The majority opinion’s analysis relies exclusively on portions of ORS 656.807(1). To paraphrase, all occupational disease claims shall be void unless a claim is filed within one year from when the claimant is informed by a physician that the claimant is suffering from an occupational disease. Because claimant was so informed in 2003 and his occupational disease claims were filed more than one year later, the claim filed against SAIF is void.
The problem is that the majority opinion ignores portions of ORS 656.807 and ignores the context of the Workers’ Compensation Act, which requires a relationship between the employer and the worker. The claim must be filed with the insurer or self-insured employer. A self-insured employer is an employer who directly assumes the responsibility for providing compensation to subject workers and who meets certain statutory requirement. ORS 656.005(25); ORS 656.403(1); ORS 656.430. An employer is defined as including an entity that contracts to pay money for, and secures the right to direct and control, the person providing the services. ORS 656.005(13)(a). In turn, a worker means any person who provides services for money and is subject to the direction and control of an employer. ORS 656.005(30). That context establishes that there must be an existing employer and worker relationship before any occupational disease claim can be filed by the worker with the employer.
The language of ORS 656.802, as context, supports the conclusion that there must be an existing employer and worker relationship. ORS 656.802(1)(a) provides that the occupational disease must arise out of, and in the course of, employment and the occupational disease must be based on *219activities to which the employee is not ordinarily subjected to other than during a period of regular actual employment. The worker must prove that employment conditions are the major contributing cause of the occupational disease. ORS 656.802(2)(a). Again as context, an occupational disease claim for the worsening of a preexisting condition requires the worker to establish that employment conditions were the major contributing cause of the pathologically worsening of the preexisting condition. ORS 656.802(2)(b). The language is based on an employment relationship between the employer and the worker.
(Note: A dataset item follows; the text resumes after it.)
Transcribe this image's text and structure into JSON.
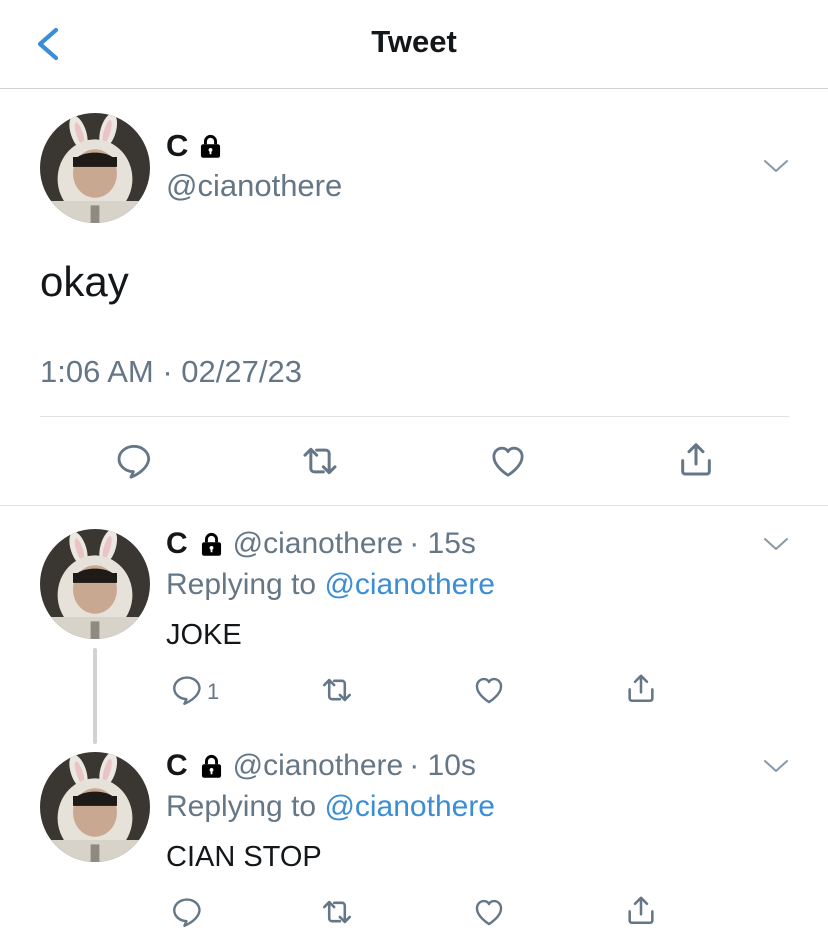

The court should construe the Workers’ Compensation Act so that the statutes are consistent with and in harmony with each other. Davis v. Wasco IED, 286 Or 261, 272, 593 P2d 1152 (1979). To construe ORS 656.807(1) as prohibiting claimant from having his occupational disease claim decided on the merits because he worked for multiple employers after 2003, is not construing the Workers’ Compensation Act as consistent with the basic premise of the act, that is, that there is an existing employment relationship between the employer and the worker.
Claimant had no claim to assert against SAIF’s insured until such time as there was an employment relationship between SAIF’s insured and claimant. Claimant need not be able to determine what employers he will work for in the future and file prospective claims against such future employers in case, years later, claimant decides to file an occupational disease claim against a future employer.
For those reasons, I respectfully dissent.